Attenzione, il presente articolo contiene degli SPOILER.

LA SOLITUDINE DEGLI ULTIMI

Il primo tratto che voglio analizzare è quello della solitudine. Lo so, abitualmente si parla della solitudine dei numeri primi, qui invece ho voluto porre l’attenzione sugli ultimi, o meglio sull’ultimo. Sì, perché il nostro Joker, o come lo conosciamo all’inizi del film Arthur, colpisce proprio per questo tratto distintivo. Un pover uomo, afflitto da turbe psicologiche, masticato da una società che lo umilia e lo ripudia a più riprese e che lo incastra in una routine miserabile.
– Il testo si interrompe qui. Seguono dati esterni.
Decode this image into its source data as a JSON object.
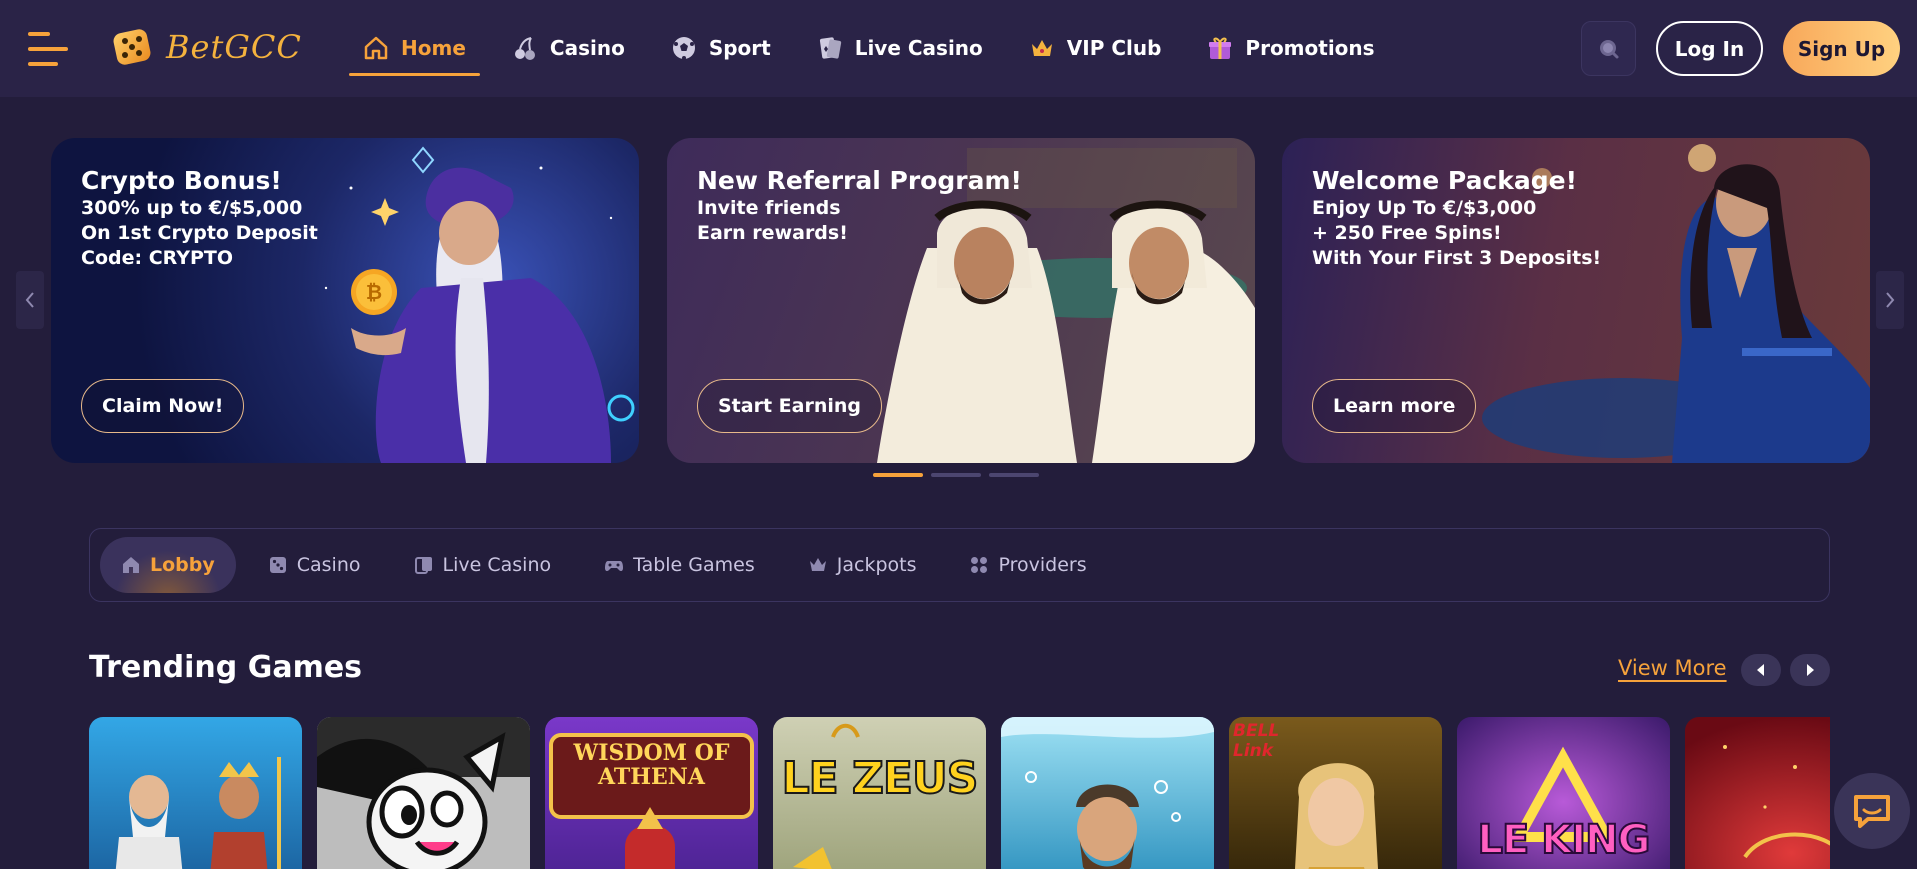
{
  "header": {
    "logo_text": "BetGCC",
    "nav": [
      {
        "label": "Home",
        "icon": "home-icon",
        "active": true
      },
      {
        "label": "Casino",
        "icon": "cherries-icon"
      },
      {
        "label": "Sport",
        "icon": "soccer-ball-icon"
      },
      {
        "label": "Live Casino",
        "icon": "card-hand-icon"
      },
      {
        "label": "VIP Club",
        "icon": "crown-icon"
      },
      {
        "label": "Promotions",
        "icon": "gift-icon"
      }
    ],
    "login_label": "Log In",
    "signup_label": "Sign Up"
  },
  "banners": [
    {
      "title": "Crypto Bonus!",
      "lines": [
        "300% up to €/$5,000",
        "On 1st Crypto Deposit",
        "Code: CRYPTO"
      ],
      "button": "Claim Now!"
    },
    {
      "title": "New Referral Program!",
      "lines": [
        "Invite friends",
        "Earn rewards!"
      ],
      "button": "Start Earning"
    },
    {
      "title": "Welcome Package!",
      "lines": [
        "Enjoy Up To €/$3,000",
        "+ 250 Free Spins!",
        "With Your First 3 Deposits!"
      ],
      "button": "Learn more"
    }
  ],
  "carousel": {
    "total_pages": 3,
    "active_page": 1
  },
  "categories": [
    {
      "label": "Lobby",
      "icon": "lobby-home-icon",
      "active": true
    },
    {
      "label": "Casino",
      "icon": "dice-icon"
    },
    {
      "label": "Live Casino",
      "icon": "live-cards-icon"
    },
    {
      "label": "Table Games",
      "icon": "gamepad-icon"
    },
    {
      "label": "Jackpots",
      "icon": "jackpot-crown-icon"
    },
    {
      "label": "Providers",
      "icon": "providers-grid-icon"
    }
  ],
  "trending": {
    "title": "Trending Games",
    "view_more": "View More"
  },
  "games": [
    {
      "label": "",
      "theme": "gods"
    },
    {
      "label": "",
      "theme": "cartoon-cat"
    },
    {
      "label": "WISDOM OF ATHENA",
      "theme": "athena"
    },
    {
      "label": "LE ZEUS",
      "theme": "le-zeus"
    },
    {
      "label": "",
      "theme": "fisherman"
    },
    {
      "label": "BELL Link",
      "theme": "bell-link"
    },
    {
      "label": "LE KING",
      "theme": "le-king"
    },
    {
      "label": "",
      "theme": "red-royal"
    }
  ],
  "colors": {
    "accent": "#f6a23b",
    "background": "#231d3b",
    "header": "#2a2347"
  }
}
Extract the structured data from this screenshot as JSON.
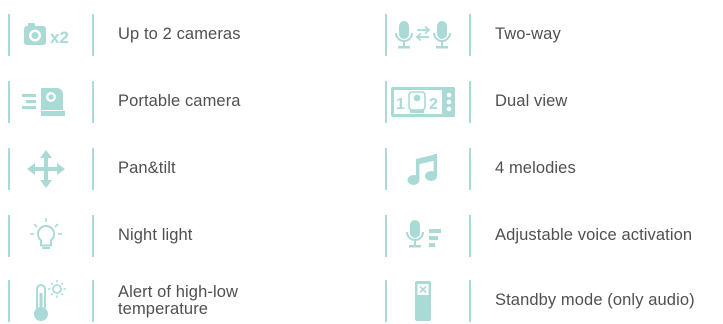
{
  "colors": {
    "icon_teal": "#a9dad6",
    "icon_teal_dark": "#8fd0cb",
    "divider": "#a9dad6",
    "text": "#505050"
  },
  "features": {
    "left": [
      {
        "icon": "camera-x2-icon",
        "label": "Up to 2 cameras"
      },
      {
        "icon": "portable-camera-icon",
        "label": "Portable camera"
      },
      {
        "icon": "pan-tilt-arrows-icon",
        "label": "Pan&tilt"
      },
      {
        "icon": "night-light-bulb-icon",
        "label": "Night light"
      },
      {
        "icon": "thermometer-alert-icon",
        "label": "Alert of high-low temperature"
      }
    ],
    "right": [
      {
        "icon": "two-way-microphones-icon",
        "label": "Two-way"
      },
      {
        "icon": "dual-view-screen-icon",
        "label": "Dual view"
      },
      {
        "icon": "music-note-icon",
        "label": "4 melodies"
      },
      {
        "icon": "voice-activation-mic-icon",
        "label": "Adjustable voice activation"
      },
      {
        "icon": "standby-device-icon",
        "label": "Standby mode (only audio)"
      }
    ]
  },
  "icon_texts": {
    "camera_multiplier": "x2",
    "dual_view_one": "1",
    "dual_view_two": "2"
  }
}
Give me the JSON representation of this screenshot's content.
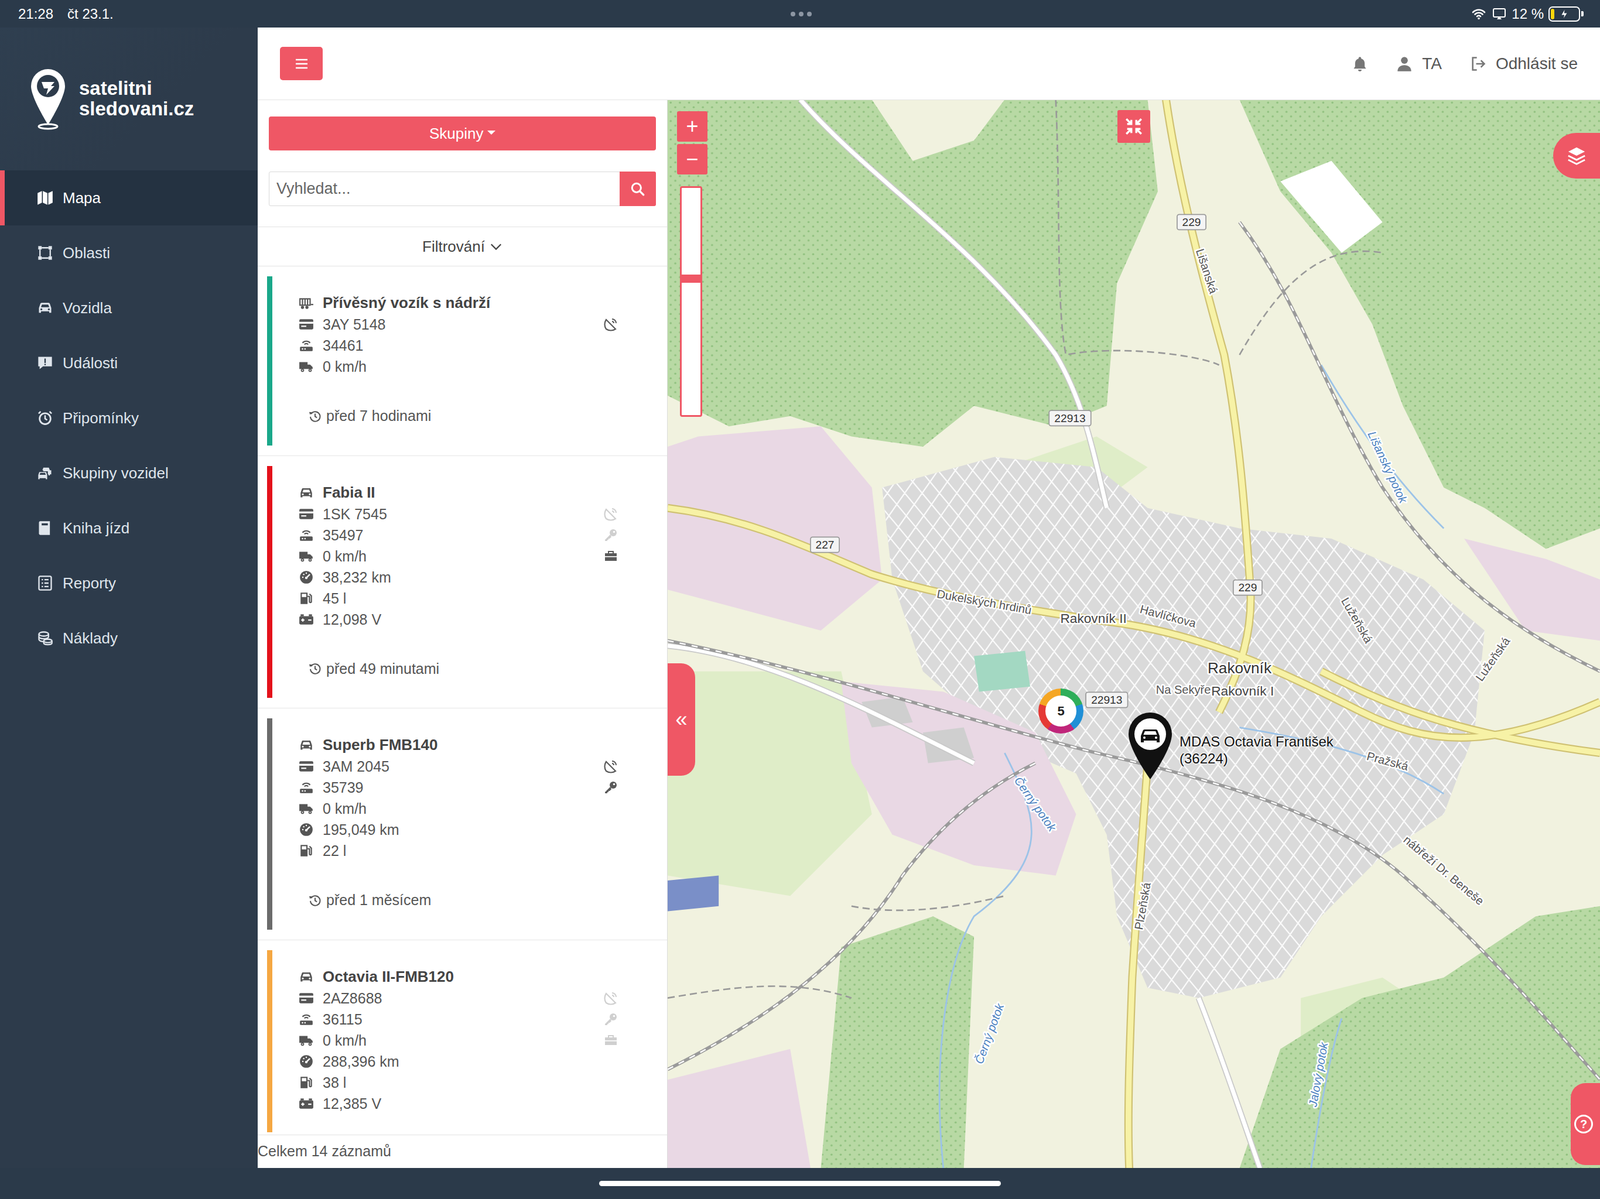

Ricapitoliamo, parliamo di un soggetto che svolge un lavoro umile (il clown) e socialmente poco rispettato, che vive con una madre malata, senza alcun legame affettivo al di fuori di quelli lavorativi. Insomma, di fattori di stress ne abbiamo diversi. A tenerlo vivo è un sogno, quello di sfondare come comico, che però, per le scarse abilità di intrattenimento del protagonista, sembra subito irrealizzabile. La cosa più buffa è pensare che proprio in questa miseria Arthur riuscisse comunque a mantenere un fragile equilibrio.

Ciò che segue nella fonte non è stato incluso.